Southeast Asia's Central Banks on Edge After Inflation SpikesBy and
Rising oil prices adding to pressure on inflation in region
With core CPI contained, no immediate central bank action seen
After more than a year of disinflation, price pressures are quickly mounting across Southeast Asia as fuel costs rise, putting central banks on watch after years of policy easing.
In Malaysia, consumer prices rose at the fastest pace in almost a year in January and economists see that as closing the door on another interest-rate cut this year even though the economy could do with more stimulus. From Singapore to Thailand, central banks are bracing for faster inflation.
The recent spike has been mainly caused by oil prices, which have surged 25 percent in the past six months. In a region where countries like Indonesia have been prone to high inflation in the past, and currencies are vulnerable -- notably in Malaysia -- central banks will need to monitor closely for any signs that rising fuel costs are spreading more broadly to prices in the economy.
“The obvious risk is that complacency leads central banks to miss inflation pressure spreading to the spending-driven CPI components, forcing more aggressive rate hikes and greater growth slowdowns down the road,” said Timothy Condon, head of Asian research at ING Groep NV in Singapore.

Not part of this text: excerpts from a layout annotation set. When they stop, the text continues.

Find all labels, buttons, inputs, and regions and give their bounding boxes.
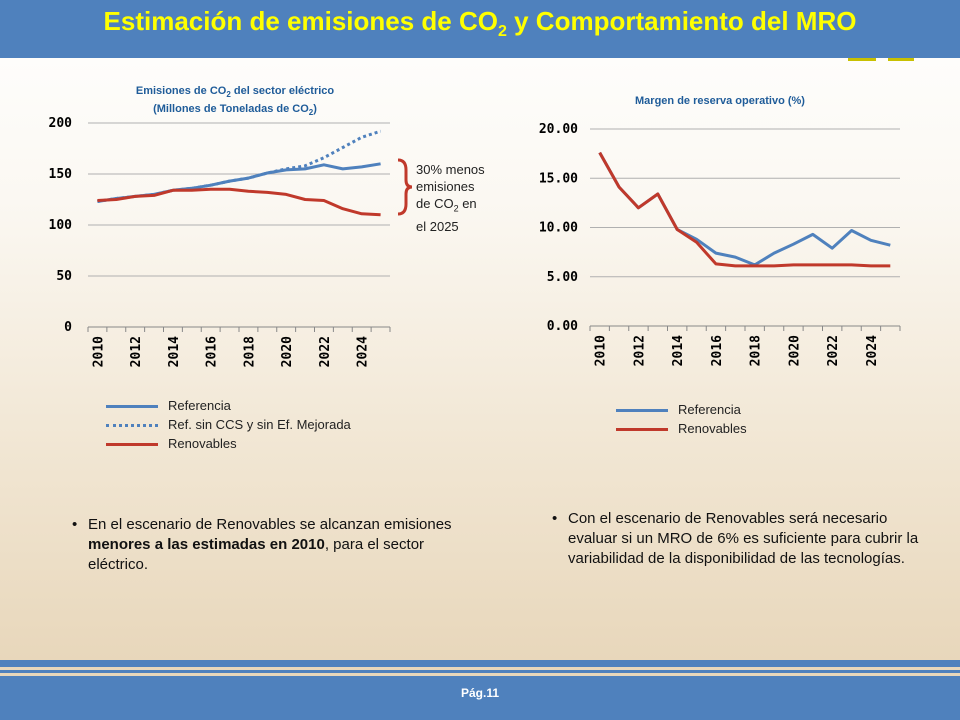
decor-bar-2: [888, 58, 914, 61]
mro-y-tick-label: 20.00: [539, 122, 578, 137]
mro-x-tick-label: 2022: [826, 335, 841, 366]
legend-item-ref-sin-ccs: Ref. sin CCS y sin Ef. Mejorada: [106, 415, 351, 434]
mro-legend: Referencia Renovables: [616, 400, 747, 438]
emissions-x-tick-label: 2012: [129, 336, 144, 367]
mro-x-tick-label: 2012: [632, 335, 647, 366]
legend-item-renovables: Renovables: [106, 434, 351, 453]
mro-x-tick-label: 2014: [671, 335, 686, 366]
emissions-x-tick-label: 2020: [280, 336, 295, 367]
legend-item-referencia: Referencia: [106, 396, 351, 415]
mro-chart-title: Margen de reserva operativo (%): [635, 95, 805, 107]
legend-item-renovables-2: Renovables: [616, 419, 747, 438]
mro-x-tick-label: 2010: [594, 335, 609, 366]
title-bar: Estimación de emisiones de CO2 y Comport…: [0, 0, 960, 58]
mro-y-tick-label: 10.00: [539, 221, 578, 236]
page-title: Estimación de emisiones de CO2 y Comport…: [103, 6, 857, 41]
reduction-brace: [397, 158, 413, 216]
footer-band: [0, 660, 960, 667]
legend-swatch-referencia: [106, 405, 158, 408]
emissions-x-tick-label: 2014: [167, 336, 182, 367]
emissions-x-tick-label: 2018: [242, 336, 257, 367]
emissions-y-tick-label: 50: [56, 269, 72, 284]
reduction-note: 30% menos emisiones de CO2 en el 2025: [416, 162, 485, 234]
emissions-y-tick-label: 150: [49, 167, 73, 182]
legend-item-referencia-2: Referencia: [616, 400, 747, 419]
mro-series-0-line: [598, 151, 891, 267]
mro-y-tick-label: 5.00: [547, 270, 578, 285]
mro-x-tick-label: 2016: [710, 335, 725, 366]
emissions-series-1-line: [97, 129, 382, 203]
decor-bar-1: [848, 58, 876, 61]
mro-x-tick-label: 2018: [749, 335, 764, 366]
emissions-y-tick-label: 0: [64, 320, 72, 335]
mro-series-1-line: [598, 151, 891, 268]
mro-y-tick-label: 0.00: [547, 319, 578, 334]
emissions-series-2-line: [97, 187, 381, 217]
legend-swatch-referencia-2: [616, 409, 668, 412]
bullet-mro: • Con el escenario de Renovables será ne…: [552, 510, 919, 567]
emissions-x-tick-label: 2024: [356, 336, 371, 367]
charts-svg: 0 50 100 150 200 2010 2012 2014 2016 2018 2020 2022…: [49, 116, 901, 367]
bullet-dot-2: •: [552, 510, 558, 527]
legend-swatch-ref-sin-ccs: [106, 424, 158, 427]
page-number: Pág.11: [460, 686, 500, 700]
emissions-y-tick-label: 100: [49, 218, 73, 233]
mro-x-tick-label: 2020: [787, 335, 802, 366]
bullet-emissions: • En el escenario de Renovables se alcan…: [72, 516, 452, 573]
emissions-x-tick-label: 2016: [205, 336, 220, 367]
emissions-x-tick-label: 2010: [91, 336, 106, 367]
mro-y-tick-label: 15.00: [539, 171, 578, 186]
mro-x-tick-label: 2024: [865, 335, 880, 366]
legend-swatch-renovables: [106, 443, 158, 446]
emissions-y-tick-label: 200: [49, 116, 73, 131]
footer-line: [0, 670, 960, 673]
emissions-chart-title: Emisiones de CO2 del sector eléctrico (M…: [135, 85, 335, 118]
legend-swatch-renovables-2: [616, 428, 668, 431]
bullet-dot: •: [72, 516, 78, 533]
emissions-legend: Referencia Ref. sin CCS y sin Ef. Mejora…: [106, 396, 351, 453]
footer: Pág.11: [0, 676, 960, 720]
emissions-x-tick-label: 2022: [318, 336, 333, 367]
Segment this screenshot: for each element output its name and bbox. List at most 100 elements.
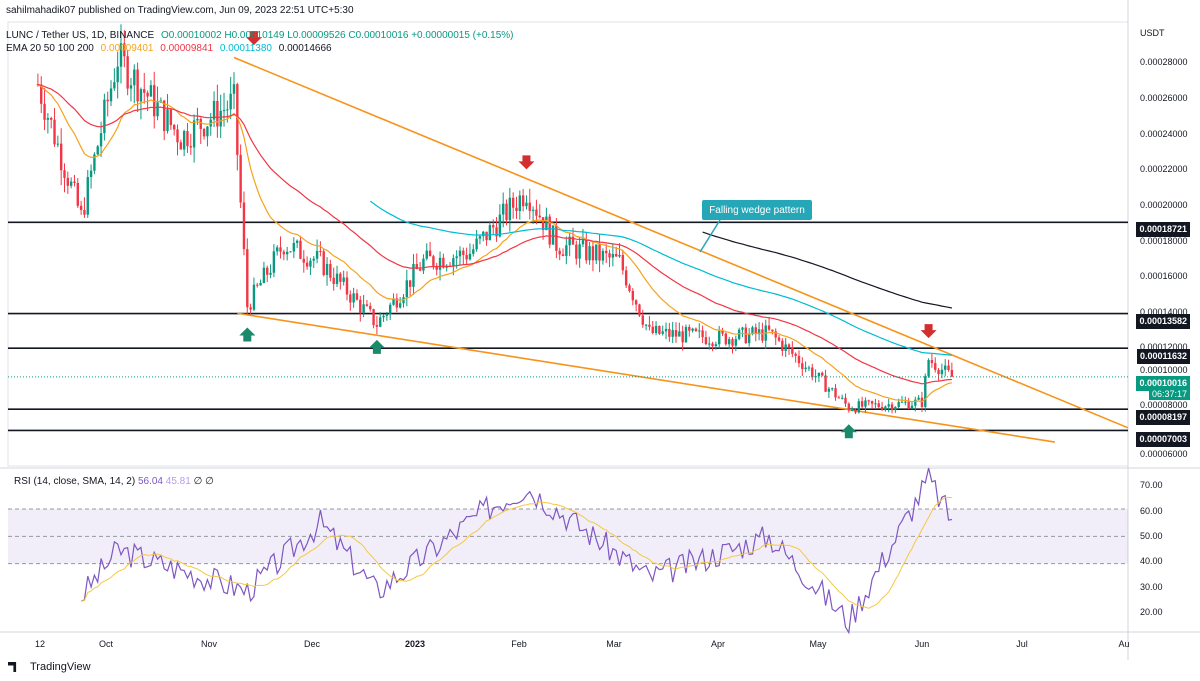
candle-body (714, 344, 718, 347)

The pick-up in inflation isn’t unique to Southeast Asia as higher commodity prices drive up costs across Asia. China’s factory prices have snapped years of deflation, with some analysts saying this is the hidden side of the global reflation trade.
For now, core measures of inflation in Southeast Asia -- which exclude volatile items such as energy and food costs -- remain contained, taking the pressure off central banks to take immediate action to tighten policy. In Malaysia, where inflation reached 3.2 percent in January, the core measure was at 2.3 percent. The government’s projection is for headline inflation to average 2 percent to 3 percent this year.
“We’ve had a big swing from really depressed numbers,” said Sean Callow, a senior strategist at Westpac Banking Corp. in Sydney. “Until there’s evidence that core inflation is on the rise and wages up with it, I don’t think we’re going to have any inflation dynamic going on in the region.”
Malaysia’s central bank kept its benchmark interest rate unchanged at 3 percent on Thursday, in line with the forecasts of all but one of the 17 economists surveyed by Bloomberg. Bank Negara Malaysia said headline inflation will remain “relatively high” in the first half of the year and then moderate, while core inflation is expected to “increase modestly.” The outlook for inflation is dependent on global oil prices, which remain uncertain, it said.
Inflation will probably accelerate to 4 percent in February, and average 3.5 percent this year, up from a previous forecast of 2.5 percent, according to Mohamed Faiz Nagutha, an economist with Merrill Lynch Asia Pacific Ltd. in Hong Kong. After surprising the market with an interest-rate cut in July last year, Mohamed Faiz is predicting the central bank will be on hold for the rest of the year.
“We do not expect BNM to react to these spikes in headline CPI and rather focus on measures of core inflation,” he said.
Malaysia’s ringgit was little changed at 4.45 against the dollar as of 5 p.m. in Kuala Lumpur, taking its decline in the past month to 0.6 percent.
The Philippines, which had the fastest economic expansion in Southeast Asia last year, may be the first country in the region to tighten monetary policy this year, according to economists surveyed by Bloomberg. Inflation is running at the fastest pace in two years and the currency is the worst performer in Asia this year, down 1.1 percent against the dollar.
“The Philippines has been seeing strong growth, so greater scope for inflation pass-through,” said Khoon Goh, the Singapore-based head of Asia research at Australia & New Zealand Banking Group Ltd.
In Singapore, consumer prices rose for a second month in January after almost two years of declines, while a government report on Wednesday showed a surprise slowdown in Thailand’s inflation in February to 1.4 percent.
Aside from the Philippines, most of the economies in Southeast Asia are growing below par, which supports calls for more policy easing. Growth in Malaysia slowed to 4.2 percent last year from 5 percent in 2015, while Indonesia’s economy expanded 5 percent in 2016, below the government’s goal of 7 percent.
“The inflation outlook across the region is one that things will start picking up,” said Rahul Bajoria, an economist at Barclays Plc in Singapore. “What we need to watch is second-round impacts of higher fuel inflation and the core inflation” measures, he said. “If that was to start picking up, then I think we’ll see central banks becoming a bit more cautious about the inflation outlook.”